"DIRIMU AKAN MENJADI DIRIKU, KAU AKAN MENERIMA BALASAN ATAS APA YANG TELAH ENGKAU KATAKAN!" pekik Dewi angin mengudara.
Tubuh Anila yang berada dalam genggaman Dewi angin dilempar jauh ke langit, tubuhnya digulung habis oleh pusaran angin. Tangan kiri sang Dewi membuat sebuah kabut tebal berwarna merah kehitaman.
Wajah geram Dewi angin sangatlah menakutkan, ditambah kabut yang berada dalam cengkeramannya telah siap diarahkan kuat menerjang tubuh Anila.
Tubuh mungil kecil itu terpanting jauh ke angkasa, Anila tidak jatuh, tubuhnya menggantung, tertahan di udara.
Wajahnya digulung sedemikian rupa, dadanya terasa sesak seperti di timpa seribu batu yang menghantam tiba-tiba.
Jantungnya seperti hendak dikeluarkan paksa, hingga tiada lagi satupun kata yang mampu keluar dari mulutnya. Namun, matanya masih terus terpejam.
"Aeh..."
Hanya sebuah hembusan kasar nafas terakhir yang mampu Anila tunjukkan dari rasa sakit yang sungguh luar biasa.
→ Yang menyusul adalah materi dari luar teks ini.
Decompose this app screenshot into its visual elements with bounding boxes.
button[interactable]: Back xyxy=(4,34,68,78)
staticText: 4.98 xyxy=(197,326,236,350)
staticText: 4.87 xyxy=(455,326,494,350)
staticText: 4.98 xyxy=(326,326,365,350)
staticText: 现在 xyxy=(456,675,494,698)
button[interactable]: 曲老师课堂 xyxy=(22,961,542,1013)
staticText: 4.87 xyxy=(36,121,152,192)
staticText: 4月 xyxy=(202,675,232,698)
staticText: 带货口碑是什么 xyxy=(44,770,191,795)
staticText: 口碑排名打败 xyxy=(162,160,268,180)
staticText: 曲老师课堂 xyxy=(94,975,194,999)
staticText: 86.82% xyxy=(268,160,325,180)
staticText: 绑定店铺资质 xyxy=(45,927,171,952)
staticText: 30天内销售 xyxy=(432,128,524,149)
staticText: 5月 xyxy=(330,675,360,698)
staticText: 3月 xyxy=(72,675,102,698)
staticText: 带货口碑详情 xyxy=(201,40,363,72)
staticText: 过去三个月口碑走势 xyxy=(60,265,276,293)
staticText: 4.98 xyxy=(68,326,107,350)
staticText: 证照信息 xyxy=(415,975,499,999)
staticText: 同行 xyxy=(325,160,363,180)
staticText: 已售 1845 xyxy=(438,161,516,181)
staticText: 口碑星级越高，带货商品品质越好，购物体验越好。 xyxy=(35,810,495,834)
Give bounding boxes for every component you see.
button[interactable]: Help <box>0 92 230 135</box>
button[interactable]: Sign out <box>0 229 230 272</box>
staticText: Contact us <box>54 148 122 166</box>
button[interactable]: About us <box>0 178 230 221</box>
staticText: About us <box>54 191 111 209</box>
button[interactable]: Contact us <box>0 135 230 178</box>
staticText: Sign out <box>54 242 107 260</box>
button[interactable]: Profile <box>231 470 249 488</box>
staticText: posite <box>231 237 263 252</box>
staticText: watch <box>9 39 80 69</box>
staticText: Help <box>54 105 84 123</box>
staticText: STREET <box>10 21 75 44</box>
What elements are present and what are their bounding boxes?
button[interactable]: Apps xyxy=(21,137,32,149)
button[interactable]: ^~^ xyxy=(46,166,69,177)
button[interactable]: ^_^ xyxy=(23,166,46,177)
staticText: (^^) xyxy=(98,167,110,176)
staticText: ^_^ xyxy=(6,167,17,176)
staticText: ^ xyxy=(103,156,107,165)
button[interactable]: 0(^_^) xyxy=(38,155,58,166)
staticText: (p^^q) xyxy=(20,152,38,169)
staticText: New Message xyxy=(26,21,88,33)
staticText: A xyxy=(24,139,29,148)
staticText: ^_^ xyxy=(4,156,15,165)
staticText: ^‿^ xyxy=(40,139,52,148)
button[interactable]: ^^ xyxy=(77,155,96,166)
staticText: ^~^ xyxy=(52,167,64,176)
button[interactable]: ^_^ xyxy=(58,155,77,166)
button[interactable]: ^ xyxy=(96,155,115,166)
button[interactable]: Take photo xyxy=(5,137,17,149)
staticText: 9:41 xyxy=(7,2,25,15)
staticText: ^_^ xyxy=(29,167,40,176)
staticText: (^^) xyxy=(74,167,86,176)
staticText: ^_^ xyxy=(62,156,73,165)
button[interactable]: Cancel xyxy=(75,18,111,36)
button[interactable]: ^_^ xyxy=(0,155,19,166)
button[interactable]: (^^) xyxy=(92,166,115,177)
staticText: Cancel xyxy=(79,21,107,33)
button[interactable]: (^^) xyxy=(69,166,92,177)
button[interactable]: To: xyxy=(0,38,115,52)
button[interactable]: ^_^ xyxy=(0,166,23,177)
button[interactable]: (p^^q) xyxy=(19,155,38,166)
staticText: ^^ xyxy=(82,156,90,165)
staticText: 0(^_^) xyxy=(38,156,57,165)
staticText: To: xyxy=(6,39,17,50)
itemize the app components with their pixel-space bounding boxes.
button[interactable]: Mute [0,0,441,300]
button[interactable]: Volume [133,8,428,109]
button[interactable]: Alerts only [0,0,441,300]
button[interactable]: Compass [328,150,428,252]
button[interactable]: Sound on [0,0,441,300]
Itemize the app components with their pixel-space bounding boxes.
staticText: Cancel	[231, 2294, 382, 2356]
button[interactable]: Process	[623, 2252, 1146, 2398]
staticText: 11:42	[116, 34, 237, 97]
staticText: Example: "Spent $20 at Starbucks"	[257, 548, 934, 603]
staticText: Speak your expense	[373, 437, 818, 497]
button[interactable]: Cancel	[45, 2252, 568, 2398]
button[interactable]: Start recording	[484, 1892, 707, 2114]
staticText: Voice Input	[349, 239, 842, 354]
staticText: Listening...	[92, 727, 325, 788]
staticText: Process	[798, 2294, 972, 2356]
Anila sudah pasrah menyerahkan dirinya kepada Tuhan. Mungkin, inilah akhir terburuk dari sikapnya yang tidak layak diberi toleransi atau dimaafkan.
Dewi angin terus memutar cepat tubuh Anila, dirinya terus mengerahkan kekuatannya kepada tubuh lemah yang tidak berdaya itu. Diputarnya semakin cepat, hingga semakin lama tubuh Anila seperti semakin akan menghilang jua.
Waktu terus berlalu,
Baku dan Tak-baku tidak bisa diam saja menyaksikan kejamnya perilaku Dewi angin terhadap manusia yang jelas-jelas itu melanggar hukum yang ada.
Berhubung sang Dewi sedang fokus terhadap Anila, kedua bocah kembar itu mendapatkan ide untuk melaporkan kejahatan Dewi angin kepada Ibunya.
"Mari, kita harus segera menemui Ratu," ajak Baku menarik tangan Tak-baku keluar dari kerumunan penduduk.
Mereka bergegas cepat, menjumpai kediaman Ratu angin yang merupakan Ibu Dewi angin.
Tubuh Anila semakin lama, semakin memudar, hingga tidak tampak. Setengah dari tubuhnya telah hilang dilahap angin, yang tersisa hanyalah tinggal bagian kepala saja. Mungkin beberapa menit lagi, kepala itu pun akan hangus bersama dengan angin yang menyelimuti tubuh Anila saat ini.
10 menit lagi.
Kedua penjaga menghadang Baku dan Tak-baku untuk memasuki kediaman sang Ratu,
"Biarkan kami masuk," kata mereka kompak.
"Kalian siapa?" hardik sang penjaga
"Ini sangat gawat, kami harus segera menemui Ratu," bantah Baku dengan kakinya yang masih gemetar hebat.
"Ratu angin tidak dapat ditemui oleh sembarang orang," tolak penjaga itu.
"Ini benar-benar gawat, ayolah..."
"Tidak!" penjaga itu masih bersikeras menolak.
9 menit.
"Apa kau lihat mendung di sana? Lihatlah di sana ada manusia yang sedang sekarat," ucap Tak-baku, membantu Baku bicara.
Kedua penjaga itu ternganga melihat manusia di atas langit yang menghitam pekat. Ini pertana kalinya bagi mereka melihat manusia secara langsung.
"Manusia!" tubuh kedua penjaga itu tertegun hingga menjadi arca.
9,20 menit.
"Ayo Tak-baku, segera...." Mereka berdua segera berlari memasuki kediaman sang Ratu.
8 menit.
"Ratu," tegur Baku dan Tak-baku bersamaan.